The EPICS MAROON Club now includes about 100 students in it membership. The students have already worked with the local United Way organization – raising more than $4,000 in the process – and the City of Phoenix Parks and Recreation Department to help rebuild a trail in the city’s South Mountain park.
More recently, the EPICS MAROON club volunteered for the Arizona Rock ‘N Roll Paint-a-Thon, helping to paint houses of low-income elderly and disabled homeowners in the Phoenix area.
High school connections
EPICS at ASU also has a high school outreach program that involves three local high schools – Xavier College Preparatory, Phoenix Union Bioscience, and Marcos de Niza – in service-learning projects in collaboration with the ASU students.

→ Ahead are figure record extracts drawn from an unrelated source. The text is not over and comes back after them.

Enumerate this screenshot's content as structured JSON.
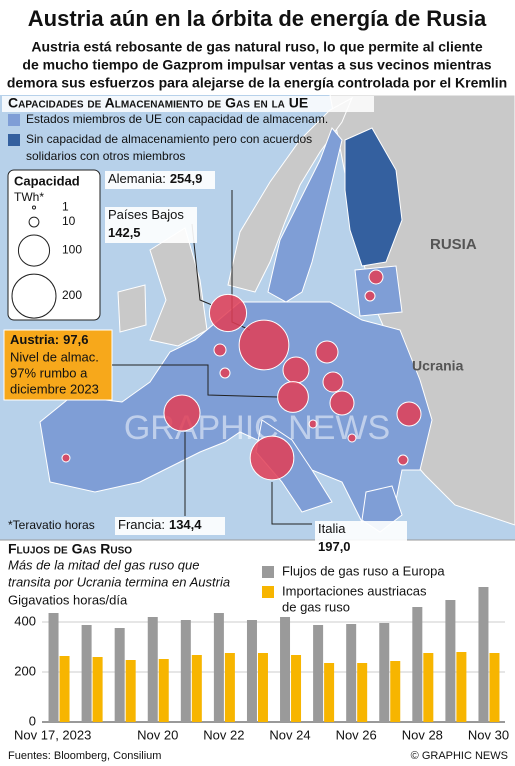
{
  "header": {
    "title": "Austria aún en la órbita de energía de Rusia",
    "subtitle": [
      "Austria está rebosante de gas natural ruso, lo que permite al cliente",
      "de mucho tiempo de Gazprom impulsar ventas a sus vecinos mientras",
      "demora sus esfuerzos para alejarse de la energía controlada por el Kremlin"
    ]
  },
  "map": {
    "title": "Capacidades de Almacenamiento de Gas en la UE",
    "legend": [
      {
        "text": [
          "Estados miembros de UE con capacidad de almacenam."
        ],
        "color": "#7f9ed6"
      },
      {
        "text": [
          "Sin capacidad de almacenamiento pero con acuerdos",
          "solidarios con otros miembros"
        ],
        "color": "#34609f"
      }
    ],
    "size_legend": {
      "title": "Capacidad",
      "unit": "TWh*",
      "values": [
        1,
        10,
        100,
        200
      ]
    },
    "bubble_color": "#e23d55",
    "bubbles": [
      {
        "name": "Alemania:",
        "value": 254.9,
        "value_label": "254,9"
      },
      {
        "name": "Países Bajos",
        "value": 142.5,
        "value_label": "142,5"
      },
      {
        "name": "Austria:",
        "value": 97.6,
        "value_label": "97,6"
      },
      {
        "name": "Francia:",
        "value": 134.4,
        "value_label": "134,4"
      },
      {
        "name": "Italia",
        "value": 197.0,
        "value_label": "197,0"
      }
    ],
    "austria_note": [
      "Nivel de almac.",
      "97% rumbo a",
      "diciembre 2023"
    ],
    "places": [
      "RUSIA",
      "Ucrania"
    ],
    "footnote": "*Teravatio horas",
    "watermark": "GRAPHIC NEWS"
  },
  "chart_data": {
    "type": "bar",
    "title": "Flujos de Gas Ruso",
    "subtitle": [
      "Más de la mitad del gas ruso que",
      "transita por Ucrania termina en Austria"
    ],
    "y_label": "Gigavatios horas/día",
    "categories": [
      "Nov 17, 2023",
      null,
      null,
      "Nov 20",
      null,
      "Nov 22",
      null,
      "Nov 24",
      null,
      "Nov 26",
      null,
      "Nov 28",
      null,
      "Nov 30"
    ],
    "series": [
      {
        "name": "Flujos de gas ruso a Europa",
        "color": "#9a9a9a",
        "values": [
          436,
          388,
          376,
          420,
          408,
          436,
          408,
          420,
          388,
          392,
          396,
          460,
          488,
          540
        ]
      },
      {
        "name": [
          "Importaciones austriacas",
          "de gas ruso"
        ],
        "color": "#f7b500",
        "values": [
          264,
          260,
          248,
          252,
          268,
          276,
          276,
          268,
          236,
          236,
          244,
          276,
          280,
          276
        ]
      }
    ],
    "ylim": [
      0,
      560
    ],
    "yticks": [
      0,
      200,
      400
    ],
    "grid": true
  },
  "footer": {
    "source": "Fuentes: Bloomberg, Consilium",
    "credit": "© GRAPHIC NEWS"
  }
}
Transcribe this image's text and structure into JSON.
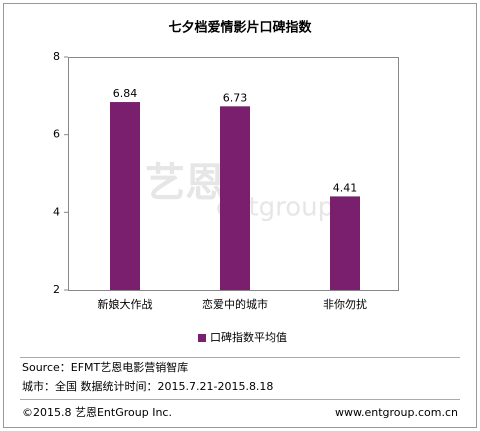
{
  "chart_data": {
    "type": "bar",
    "title": "七夕档爱情影片口碑指数",
    "categories": [
      "新娘大作战",
      "恋爱中的城市",
      "非你勿扰"
    ],
    "series": [
      {
        "name": "口碑指数平均值",
        "color": "#7a1f6e",
        "values": [
          6.84,
          6.73,
          4.41
        ]
      }
    ],
    "ylim": [
      2,
      8
    ],
    "yticks": [
      2,
      4,
      6,
      8
    ],
    "grid": false,
    "legend": "bottom",
    "watermark": [
      "艺恩",
      "entgroup"
    ],
    "notes": [
      "Source：EFMT艺恩电影营销智库",
      "城市：全国  数据统计时间：2015.7.21-2015.8.18"
    ],
    "footer": [
      "©2015.8 艺恩EntGroup Inc.",
      "www.entgroup.com.cn"
    ]
  }
}
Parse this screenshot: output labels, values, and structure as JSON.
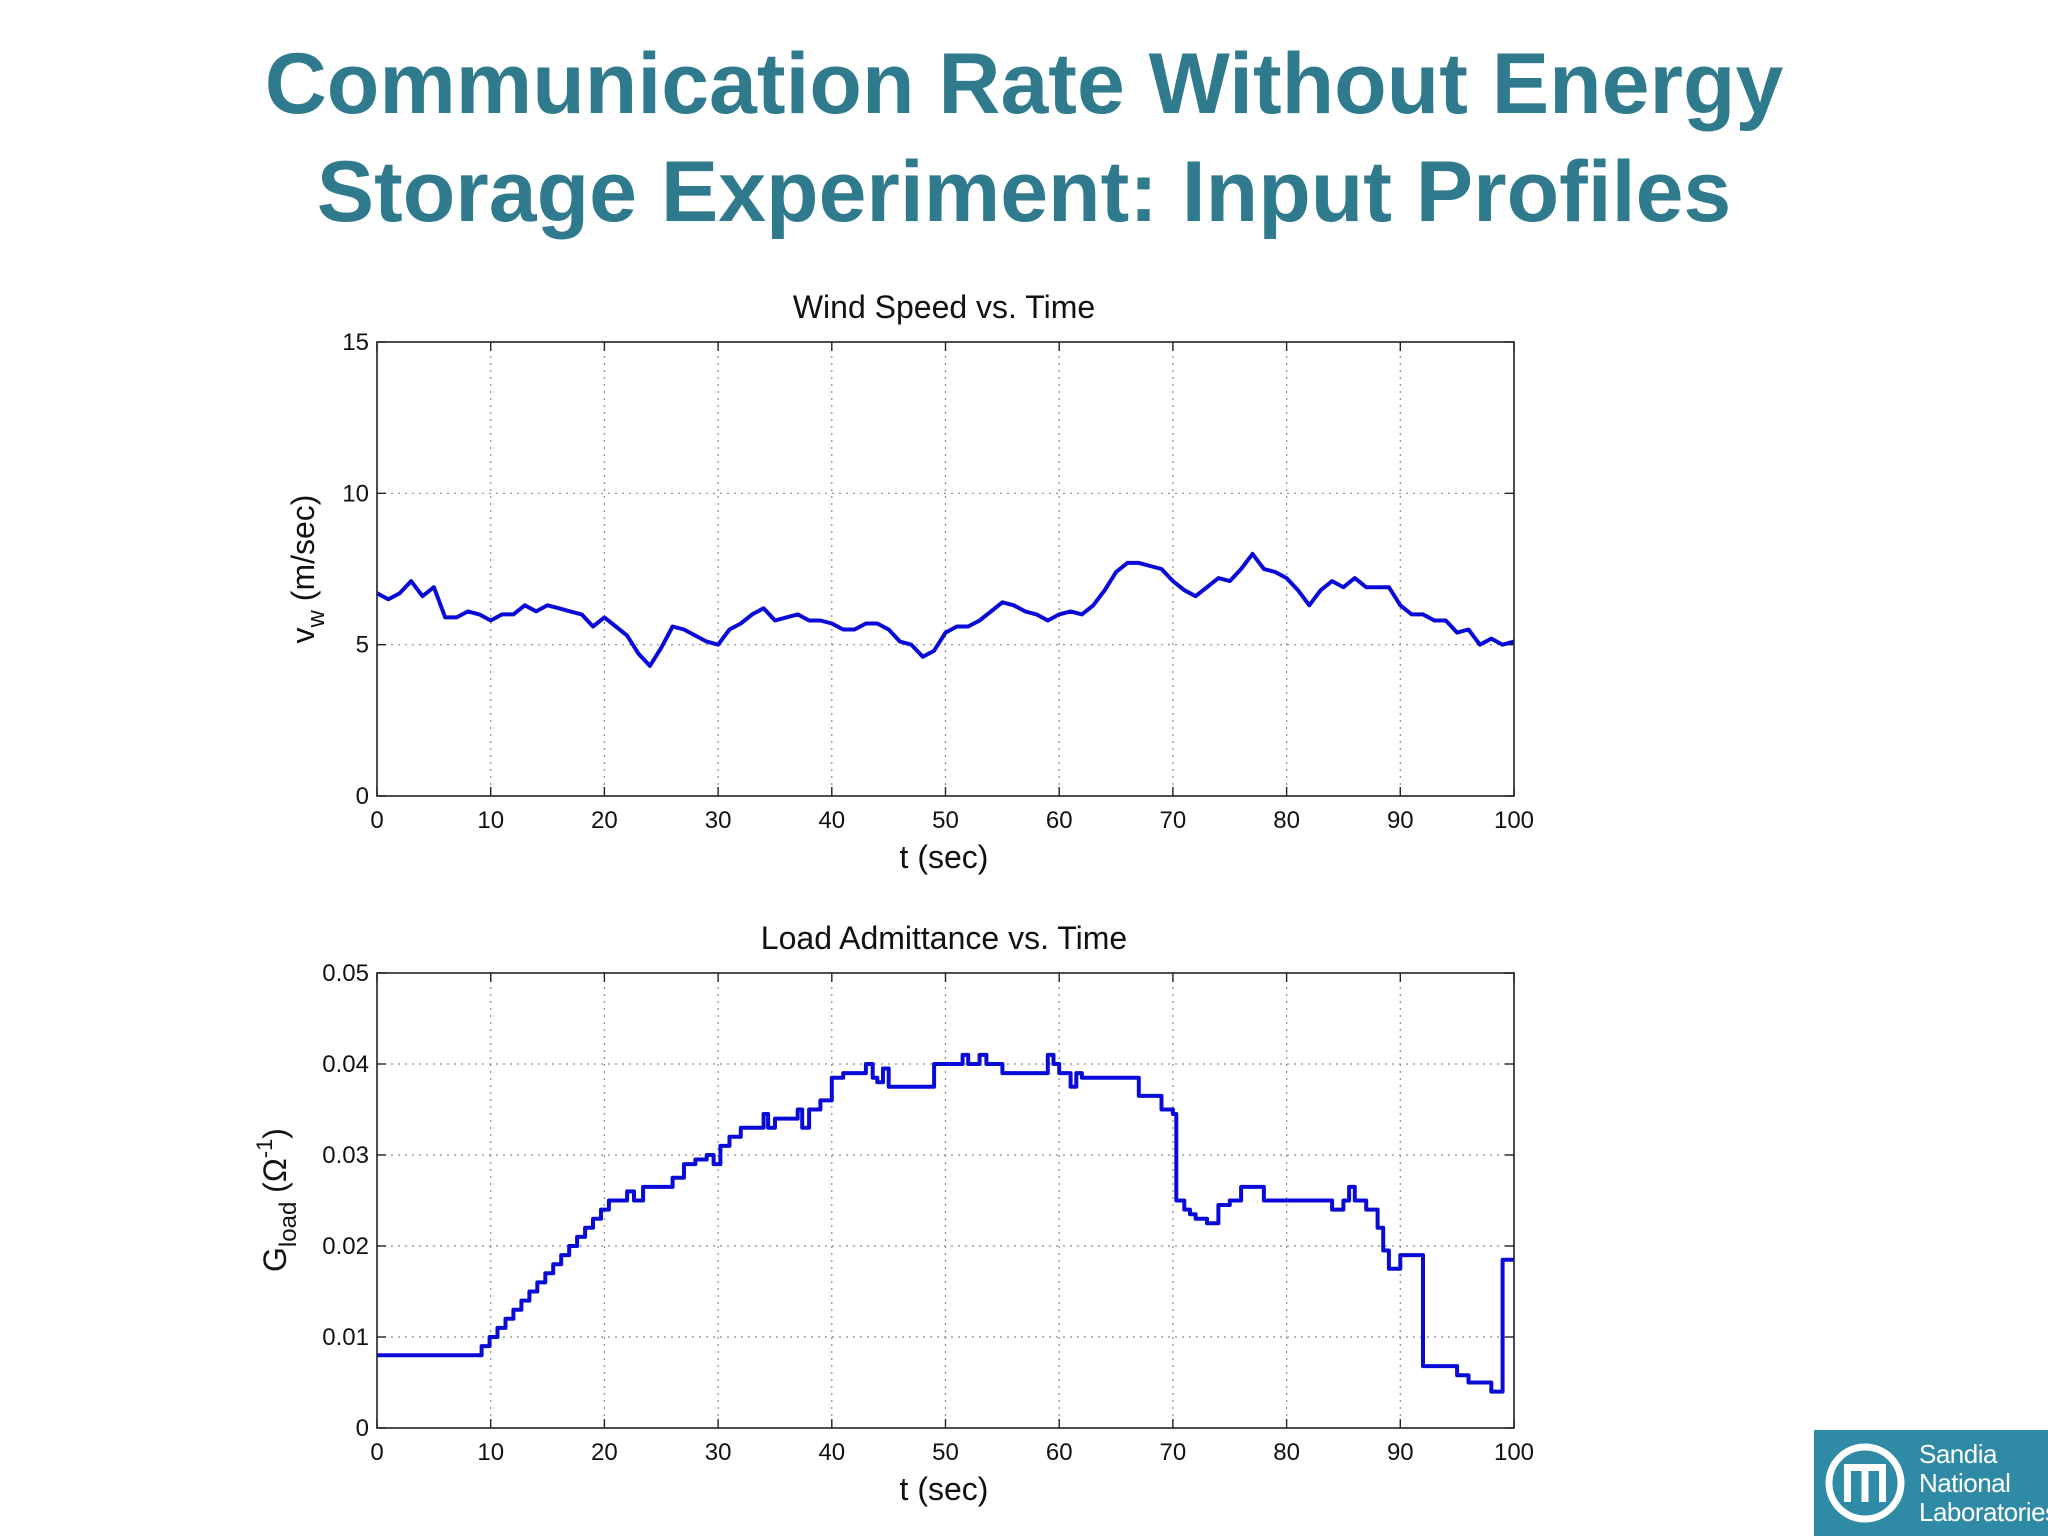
{
  "slide": {
    "title_line1": "Communication Rate Without Energy",
    "title_line2": "Storage Experiment: Input Profiles",
    "accent_color": "#2f7a8c"
  },
  "logo": {
    "line1": "Sandia",
    "line2": "National",
    "line3": "Laboratories",
    "background_color": "#2f8aa6"
  },
  "chart_data": [
    {
      "type": "line",
      "title": "Wind Speed vs. Time",
      "xlabel": "t (sec)",
      "ylabel_main": "v",
      "ylabel_sub": "w",
      "ylabel_units": " (m/sec)",
      "xlim": [
        0,
        100
      ],
      "ylim": [
        0,
        15
      ],
      "xticks": [
        "0",
        "10",
        "20",
        "30",
        "40",
        "50",
        "60",
        "70",
        "80",
        "90",
        "100"
      ],
      "yticks": [
        "0",
        "5",
        "10",
        "15"
      ],
      "grid": true,
      "line_color": "#0a0ad8",
      "series": [
        {
          "x": [
            0,
            1,
            2,
            3,
            4,
            5,
            6,
            7,
            8,
            9,
            10,
            11,
            12,
            13,
            14,
            15,
            16,
            17,
            18,
            19,
            20,
            21,
            22,
            23,
            24,
            25,
            26,
            27,
            28,
            29,
            30,
            31,
            32,
            33,
            34,
            35,
            36,
            37,
            38,
            39,
            40,
            41,
            42,
            43,
            44,
            45,
            46,
            47,
            48,
            49,
            50,
            51,
            52,
            53,
            54,
            55,
            56,
            57,
            58,
            59,
            60,
            61,
            62,
            63,
            64,
            65,
            66,
            67,
            68,
            69,
            70,
            71,
            72,
            73,
            74,
            75,
            76,
            77,
            78,
            79,
            80,
            81,
            82,
            83,
            84,
            85,
            86,
            87,
            88,
            89,
            90,
            91,
            92,
            93,
            94,
            95,
            96,
            97,
            98,
            99,
            100
          ],
          "values": [
            6.7,
            6.5,
            6.7,
            7.1,
            6.6,
            6.9,
            5.9,
            5.9,
            6.1,
            6.0,
            5.8,
            6.0,
            6.0,
            6.3,
            6.1,
            6.3,
            6.2,
            6.1,
            6.0,
            5.6,
            5.9,
            5.6,
            5.3,
            4.7,
            4.3,
            4.9,
            5.6,
            5.5,
            5.3,
            5.1,
            5.0,
            5.5,
            5.7,
            6.0,
            6.2,
            5.8,
            5.9,
            6.0,
            5.8,
            5.8,
            5.7,
            5.5,
            5.5,
            5.7,
            5.7,
            5.5,
            5.1,
            5.0,
            4.6,
            4.8,
            5.4,
            5.6,
            5.6,
            5.8,
            6.1,
            6.4,
            6.3,
            6.1,
            6.0,
            5.8,
            6.0,
            6.1,
            6.0,
            6.3,
            6.8,
            7.4,
            7.7,
            7.7,
            7.6,
            7.5,
            7.1,
            6.8,
            6.6,
            6.9,
            7.2,
            7.1,
            7.5,
            8.0,
            7.5,
            7.4,
            7.2,
            6.8,
            6.3,
            6.8,
            7.1,
            6.9,
            7.2,
            6.9,
            6.9,
            6.9,
            6.3,
            6.0,
            6.0,
            5.8,
            5.8,
            5.4,
            5.5,
            5.0,
            5.2,
            5.0,
            5.1
          ]
        }
      ]
    },
    {
      "type": "line",
      "title": "Load Admittance vs. Time",
      "xlabel": "t (sec)",
      "ylabel_main": "G",
      "ylabel_sub": "load",
      "ylabel_units_open": " (Ω",
      "ylabel_sup": "-1",
      "ylabel_units_close": ")",
      "xlim": [
        0,
        100
      ],
      "ylim": [
        0,
        0.05
      ],
      "xticks": [
        "0",
        "10",
        "20",
        "30",
        "40",
        "50",
        "60",
        "70",
        "80",
        "90",
        "100"
      ],
      "yticks": [
        "0",
        "0.01",
        "0.02",
        "0.03",
        "0.04",
        "0.05"
      ],
      "grid": true,
      "line_color": "#0a0ad8",
      "step": true,
      "series": [
        {
          "x": [
            0,
            9.2,
            9.9,
            10.6,
            11.3,
            12.0,
            12.7,
            13.4,
            14.1,
            14.8,
            15.5,
            16.2,
            16.9,
            17.6,
            18.3,
            19.0,
            19.7,
            20.4,
            22.0,
            22.6,
            23.4,
            26.0,
            27.0,
            28.0,
            29.0,
            29.6,
            30.2,
            31.0,
            32.0,
            34.0,
            34.4,
            35.0,
            37.0,
            37.4,
            38.0,
            39.0,
            40.0,
            41.0,
            43.0,
            43.6,
            44.0,
            44.5,
            45.0,
            46.0,
            49.0,
            51.5,
            52.0,
            53.0,
            53.6,
            55.0,
            56.0,
            59.0,
            59.5,
            60.0,
            61.0,
            61.5,
            62.0,
            66.0,
            67.0,
            69.0,
            70.0,
            70.3,
            71.0,
            71.5,
            72.0,
            73.0,
            74.0,
            75.0,
            76.0,
            78.0,
            80.0,
            81.0,
            82.0,
            84.0,
            85.0,
            85.5,
            86.0,
            87.0,
            88.0,
            88.5,
            89.0,
            90.0,
            92.0,
            95.0,
            96.0,
            98.0,
            99.0
          ],
          "values": [
            0.008,
            0.009,
            0.01,
            0.011,
            0.012,
            0.013,
            0.014,
            0.015,
            0.016,
            0.017,
            0.018,
            0.019,
            0.02,
            0.021,
            0.022,
            0.023,
            0.024,
            0.025,
            0.026,
            0.025,
            0.0265,
            0.0275,
            0.029,
            0.0295,
            0.03,
            0.029,
            0.031,
            0.032,
            0.033,
            0.0345,
            0.033,
            0.034,
            0.035,
            0.033,
            0.035,
            0.036,
            0.0385,
            0.039,
            0.04,
            0.0385,
            0.038,
            0.0395,
            0.0375,
            0.0375,
            0.04,
            0.041,
            0.04,
            0.041,
            0.04,
            0.039,
            0.039,
            0.041,
            0.04,
            0.039,
            0.0375,
            0.039,
            0.0385,
            0.0385,
            0.0365,
            0.035,
            0.0345,
            0.025,
            0.024,
            0.0235,
            0.023,
            0.0225,
            0.0245,
            0.025,
            0.0265,
            0.025,
            0.025,
            0.025,
            0.025,
            0.024,
            0.025,
            0.0265,
            0.025,
            0.024,
            0.022,
            0.0195,
            0.0175,
            0.019,
            0.0068,
            0.0058,
            0.005,
            0.004,
            0.0185
          ]
        }
      ]
    }
  ]
}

Intel Corp. has also provided scholarship funding that will allow six outstanding high school students to take an EPICS GOLD class at ASU in the fall 2010 semester.
“I want the EPICS experience to be the most rewarding and fun thing an engineering student will do as they complete their studies here,” Filley says.
“Our students quickly realize that they are tackling real problems, dealing with real people, and can make a real difference. That matters a lot. My goal is for the EPICS program is to not only help us retain engineering students, but to work with our high school partners to recruit top students into engineering,” he says.
“In creating the EPICS program and our teams, we’ve looked closely at both the National Academy of Engineering’s Grand Challenges and ASU’s efforts to address those technological challenges,” Filley says.
“What better way can there be than getting bright young students involved in an important way, to help them see – and be a part of – the many excellent ways that engineers contribute to society and serve the greater good?”